International Women's Day

- Women See Themselves as Left Out Amid Talk of Change in Catholic Church ... There is no place for women priests. Pope Francis has rejected such a change outright .... “This is the most sensitive issue in the Vatican, more difficult than so many others because it is fundamental to so many others,” said Tina Beattie, a professor of Catholic studies at the University of Roehampton in London. “We need to make him understand that this is a make-or-break issue for the church,” she added.

- Less than 20 percent of Vatican employees are women ... As of last year, only 18 percent of Holy See employees were women, up from 17 percent four years ago.

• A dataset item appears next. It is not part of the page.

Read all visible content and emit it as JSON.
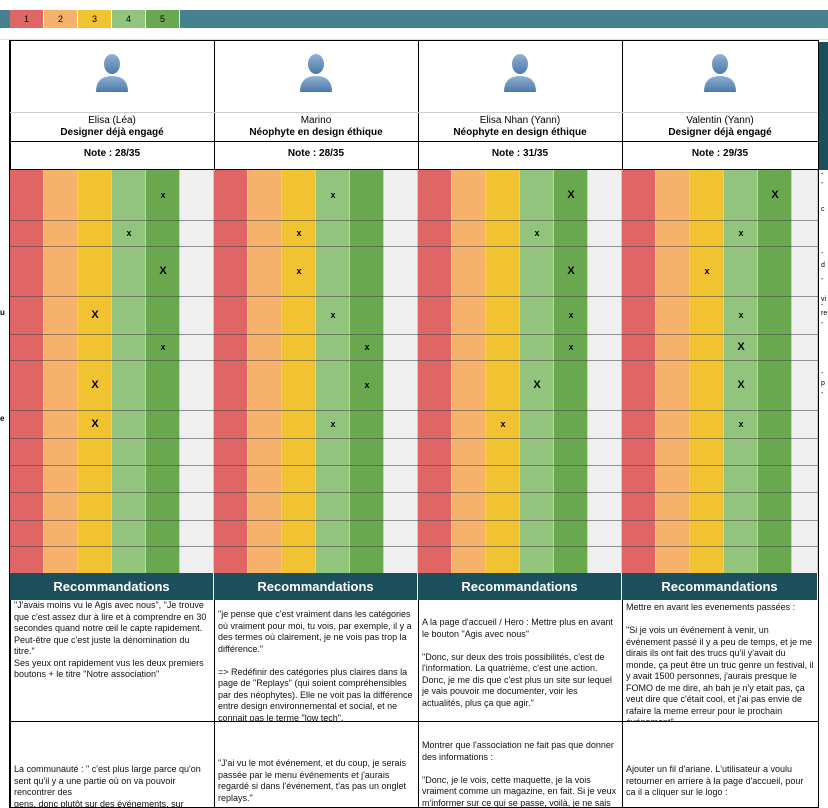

In the separately administered Vatican City State — which runs the Vatican Museums, the Vatican supermarket, pharmacy, and tax-free department store — there has been a more marked increase, according to statistics released Friday. In 2004, 13 percent of personnel were women, rising to 19 percent in 2014.

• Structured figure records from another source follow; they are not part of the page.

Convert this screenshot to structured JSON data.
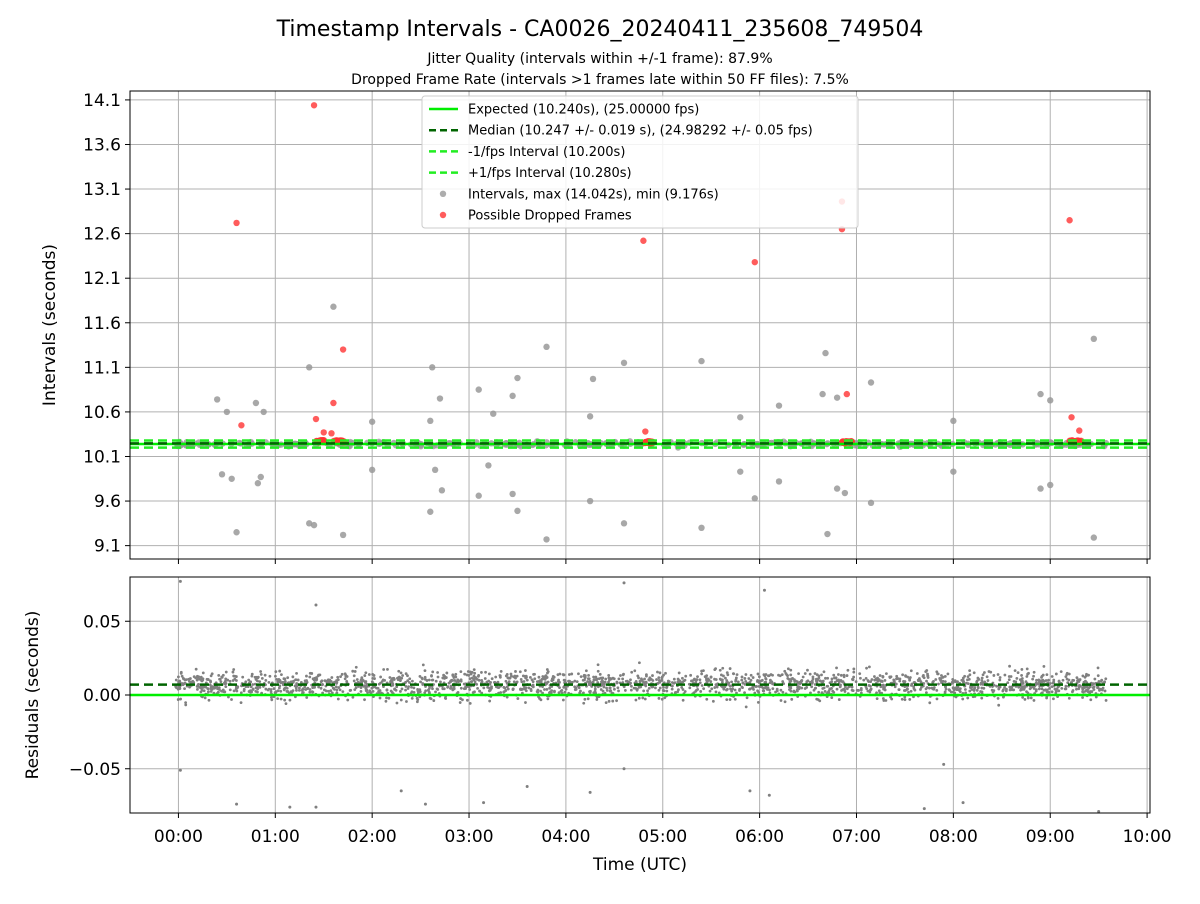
{
  "chart_data": [
    {
      "type": "scatter",
      "title": "Timestamp Intervals - CA0026_20240411_235608_749504",
      "subtitle_lines": [
        "Jitter Quality (intervals within +/-1 frame): 87.9%",
        "Dropped Frame Rate (intervals >1 frames late within 50 FF files): 7.5%"
      ],
      "xlabel": "",
      "ylabel": "Intervals (seconds)",
      "xlim": [
        -0.5,
        10.03
      ],
      "ylim": [
        8.95,
        14.2
      ],
      "yticks": [
        9.1,
        9.6,
        10.1,
        10.6,
        11.1,
        11.6,
        12.1,
        12.6,
        13.1,
        13.6,
        14.1
      ],
      "ytick_labels": [
        "9.1",
        "9.6",
        "10.1",
        "10.6",
        "11.1",
        "11.6",
        "12.1",
        "12.6",
        "13.1",
        "13.6",
        "14.1"
      ],
      "grid": true,
      "legend_position": "upper-center",
      "lines": [
        {
          "name": "Expected (10.240s), (25.00000 fps)",
          "y": 10.24,
          "style": "solid",
          "color": "#00ee00"
        },
        {
          "name": "Median (10.247 +/- 0.019 s), (24.98292 +/- 0.05 fps)",
          "y": 10.247,
          "style": "dashed",
          "color": "#006400"
        },
        {
          "name": "-1/fps Interval (10.200s)",
          "y": 10.2,
          "style": "dashed",
          "color": "#22ee22"
        },
        {
          "name": "+1/fps Interval (10.280s)",
          "y": 10.28,
          "style": "dashed",
          "color": "#22ee22"
        }
      ],
      "series": [
        {
          "name": "Intervals, max (14.042s), min (9.176s)",
          "color": "#999999",
          "points": [
            [
              0.4,
              10.74
            ],
            [
              0.45,
              9.9
            ],
            [
              0.5,
              10.6
            ],
            [
              0.55,
              9.85
            ],
            [
              0.6,
              9.25
            ],
            [
              0.8,
              10.7
            ],
            [
              0.82,
              9.8
            ],
            [
              0.85,
              9.87
            ],
            [
              0.88,
              10.6
            ],
            [
              1.35,
              11.1
            ],
            [
              1.35,
              9.35
            ],
            [
              1.4,
              9.33
            ],
            [
              1.6,
              11.78
            ],
            [
              1.7,
              9.22
            ],
            [
              2.0,
              9.95
            ],
            [
              2.0,
              10.49
            ],
            [
              2.6,
              10.5
            ],
            [
              2.6,
              9.48
            ],
            [
              2.62,
              11.1
            ],
            [
              2.65,
              9.95
            ],
            [
              2.7,
              10.75
            ],
            [
              2.72,
              9.72
            ],
            [
              3.1,
              10.85
            ],
            [
              3.1,
              9.66
            ],
            [
              3.2,
              10.0
            ],
            [
              3.25,
              10.58
            ],
            [
              3.45,
              10.78
            ],
            [
              3.45,
              9.68
            ],
            [
              3.5,
              10.98
            ],
            [
              3.5,
              9.49
            ],
            [
              3.8,
              11.33
            ],
            [
              3.8,
              9.17
            ],
            [
              4.25,
              10.55
            ],
            [
              4.25,
              9.6
            ],
            [
              4.28,
              10.97
            ],
            [
              4.6,
              11.15
            ],
            [
              4.6,
              9.35
            ],
            [
              5.4,
              11.17
            ],
            [
              5.4,
              9.3
            ],
            [
              5.8,
              10.54
            ],
            [
              5.8,
              9.93
            ],
            [
              5.95,
              9.63
            ],
            [
              6.2,
              10.67
            ],
            [
              6.2,
              9.82
            ],
            [
              6.65,
              10.8
            ],
            [
              6.68,
              11.26
            ],
            [
              6.7,
              9.23
            ],
            [
              6.8,
              10.76
            ],
            [
              6.8,
              9.74
            ],
            [
              6.88,
              9.69
            ],
            [
              7.15,
              10.93
            ],
            [
              7.15,
              9.58
            ],
            [
              8.0,
              10.5
            ],
            [
              8.0,
              9.93
            ],
            [
              8.9,
              10.8
            ],
            [
              8.9,
              9.74
            ],
            [
              9.0,
              10.73
            ],
            [
              9.0,
              9.78
            ],
            [
              9.45,
              11.42
            ],
            [
              9.45,
              9.19
            ]
          ],
          "band": {
            "x_range": [
              -0.03,
              9.58
            ],
            "y_range": [
              10.08,
              10.38
            ],
            "description": "dense cluster of grey interval points along 10.1-10.35 s"
          }
        },
        {
          "name": "Possible Dropped Frames",
          "color": "#ff3333",
          "points": [
            [
              0.6,
              12.72
            ],
            [
              0.65,
              10.45
            ],
            [
              1.4,
              14.04
            ],
            [
              1.42,
              10.52
            ],
            [
              1.6,
              10.7
            ],
            [
              1.7,
              11.3
            ],
            [
              4.8,
              12.52
            ],
            [
              4.82,
              10.38
            ],
            [
              5.95,
              12.28
            ],
            [
              6.85,
              12.65
            ],
            [
              6.85,
              12.96
            ],
            [
              6.9,
              10.8
            ],
            [
              9.2,
              12.75
            ],
            [
              9.22,
              10.54
            ],
            [
              9.3,
              10.39
            ],
            [
              1.5,
              10.37
            ],
            [
              1.58,
              10.36
            ]
          ],
          "clusters": [
            {
              "x_range": [
                1.4,
                1.5
              ],
              "y": 10.27
            },
            {
              "x_range": [
                1.6,
                1.72
              ],
              "y": 10.27
            },
            {
              "x_range": [
                4.8,
                4.9
              ],
              "y": 10.26
            },
            {
              "x_range": [
                6.85,
                6.95
              ],
              "y": 10.26
            },
            {
              "x_range": [
                9.2,
                9.32
              ],
              "y": 10.27
            }
          ]
        }
      ]
    },
    {
      "type": "scatter",
      "xlabel": "Time (UTC)",
      "ylabel": "Residuals (seconds)",
      "xlim": [
        -0.5,
        10.03
      ],
      "ylim": [
        -0.08,
        0.08
      ],
      "xticks": [
        0,
        1,
        2,
        3,
        4,
        5,
        6,
        7,
        8,
        9,
        10
      ],
      "xtick_labels": [
        "00:00",
        "01:00",
        "02:00",
        "03:00",
        "04:00",
        "05:00",
        "06:00",
        "07:00",
        "08:00",
        "09:00",
        "10:00"
      ],
      "yticks": [
        -0.05,
        0.0,
        0.05
      ],
      "ytick_labels": [
        "−0.05",
        "0.00",
        "0.05"
      ],
      "grid": true,
      "lines": [
        {
          "y": 0.0,
          "style": "solid",
          "color": "#00ee00"
        },
        {
          "y": 0.007,
          "style": "dashed",
          "color": "#006400"
        }
      ],
      "series": [
        {
          "color": "#808080",
          "band": {
            "x_range": [
              -0.03,
              9.58
            ],
            "y_range": [
              -0.03,
              0.045
            ],
            "description": "dense residual scatter centered near 0.005 s"
          },
          "outliers": [
            [
              0.02,
              0.077
            ],
            [
              0.02,
              -0.051
            ],
            [
              0.6,
              -0.074
            ],
            [
              1.15,
              -0.076
            ],
            [
              1.42,
              0.061
            ],
            [
              1.42,
              -0.076
            ],
            [
              2.3,
              -0.065
            ],
            [
              2.55,
              -0.074
            ],
            [
              3.15,
              -0.073
            ],
            [
              3.6,
              -0.062
            ],
            [
              4.25,
              -0.066
            ],
            [
              4.6,
              0.076
            ],
            [
              4.6,
              -0.05
            ],
            [
              5.9,
              -0.065
            ],
            [
              6.05,
              0.071
            ],
            [
              6.1,
              -0.068
            ],
            [
              7.7,
              -0.077
            ],
            [
              7.9,
              -0.047
            ],
            [
              8.1,
              -0.073
            ],
            [
              9.5,
              -0.079
            ]
          ]
        }
      ]
    }
  ],
  "legend": [
    {
      "label": "Expected (10.240s), (25.00000 fps)",
      "kind": "solid-line",
      "color": "#00ee00"
    },
    {
      "label": "Median (10.247 +/- 0.019 s), (24.98292 +/- 0.05 fps)",
      "kind": "dashed-line",
      "color": "#006400"
    },
    {
      "label": "-1/fps Interval (10.200s)",
      "kind": "dashed-line",
      "color": "#22ee22"
    },
    {
      "label": "+1/fps Interval (10.280s)",
      "kind": "dashed-line",
      "color": "#22ee22"
    },
    {
      "label": "Intervals, max (14.042s), min (9.176s)",
      "kind": "marker",
      "color": "#999999"
    },
    {
      "label": "Possible Dropped Frames",
      "kind": "marker",
      "color": "#ff3333"
    }
  ]
}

- Why Pope Francis Won’t Let Women Become Priests ... Despite his talk of expanded roles for women in the Church, Francis is still firmly against ordaining women as priests or, for that matter, as clergy of any kind. He has even rejected the idea of reviving an older tradition of lay cardinals that would include women. (A lay cardinal is a nonclerical member of the College of Cardinals.) The proposal has drawn influential support from the likes of Lucetta Scaraffia, a historian and columnist for the Vatican newspaper L’Osservatore Romano, but Francis has unambiguously shot it down. Francis’s clearest statement on the ordination issue came during an airborne press conference in July 2013, when he was returning from Rio de Janeiro. “The Church has spoken and says no. . . . That door is closed,” he said.

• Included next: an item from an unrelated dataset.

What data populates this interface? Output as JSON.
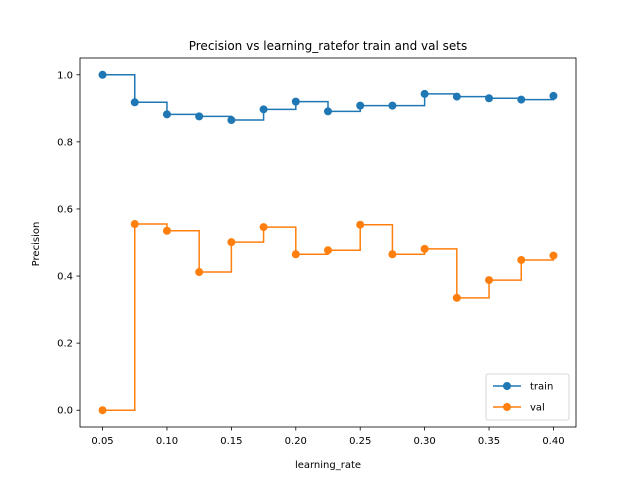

- Pope Francis: The good, the bad and the ugly ... While he [Francis] has spoken on different occasions, even quite recently, about the need to involve more women at every level of the Church's structures, he has done absolutely nothing more than his predecessors to promote women to key positions at the Vatican. When speaking of women his vocabulary is, at times, tainted with an unmistakable trace of jargon identified with the macho Italo-Argentine male. Making jokes about mothers-in-law and constantly repeating other stereotypes about marriage and family life ala the 1950s betrays the pope’s disconnect with many women, especially in Northern Europe and the English-speaking world.